Additionally, even if plaintiff had ascended the scaffold at Shiren’s. request, plaintiff did not establish, as was done in Broderick, that the scaffold was in a dangerous condition. The testimony, on the contrary, is that the scaffold was at all times a safe and proper one.
If it be the fact that Shiren directed Sherlock to raise the scaffolding— there being no defective condition in the scaffold— the appellant cannot reasonably be charged with a duty to anticipate that Sherlock, plaintiff’s fellow employee, would disregard the fact that plaintiff was working on it and proceed to remove the support for the scaffold without notifying him.
The verdict of the jury, which implicitly holds that Shiren instructed Sherlock and that Giangrande heard him is against the weight of the credible evidence. (See Bottalico v. City of New York, 281 App. Div. 339, 341.) Apart from the fact that the testimony is uncorroborated and further that the alleged instructions from Shiren were equivocal, the testimony taxes credulity in other respects. The evidence points to the fact that the scaffold crew at all other times went about their work raising the scaffolds without specific instructions. No plausible reason was offered why Shiren would suddenly have directed Sherlock to do this detail of the work, particularly when, as Giangrande testified, throughout the course of the job it was he who always gave the orders to raise the scaffold and that he had never before heard Shiren give an order to Sherlock. Again, it is difficult to believe that although Giangrande heard Shiren direct Sher*420lock to dismantle the scaffold, and went up to the scaffold with Sherlock, he would not have warned the plaintiff, who was standing only a few feet away from him, of what was going to take place.
This court must look with a great deal of skepticism upon the uncorroborated assertions of the two conversations supposedly had with Shiren, where, as here, the history of the job shows noninterference of the general contractor and owner as to the detail work of the subcontractors. It is too incredible a coincidence to find that the only time Griangrande heard the general contractor’s superintendent direct Sherlock to do a minute item of the work a workman was injured. There should be more convincing evidence to bring a general contractor or owner within the ambit of liability and to overcome the established law as to liability for injuries to employees of subcontractors. In any event, the credible evidence in the instant case was not of sufficient weight to meet the standards for imposing liability found in Broderick v. Cauldwell-Wingate Co. (supra).

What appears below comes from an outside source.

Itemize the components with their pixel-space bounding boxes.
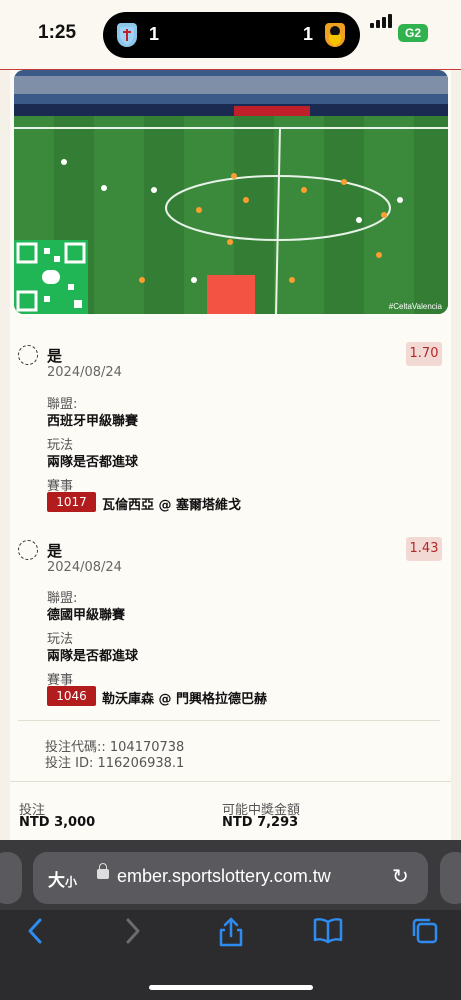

The judgment in favor of plaintiff should be reversed on the facts and in the exercise of discretion, and a new trial granted, with costs to appellant to abide the event.
Botein, P. J., Bbeitel, McNally and Bastow, JJ., concur.
Judgment unanimously reversed insofar as it awards judgment in favor of the plaintiff and against defendant, Irvmar Realty Corp., upon the facts and in the exercise of discretion, and a new trial ordered, with costs to the appellant to abide the event, and said judgment affirmed insofar as it awards judgment in favor of the third-party defendant-respondent dismissing the third-party complaint, with costs.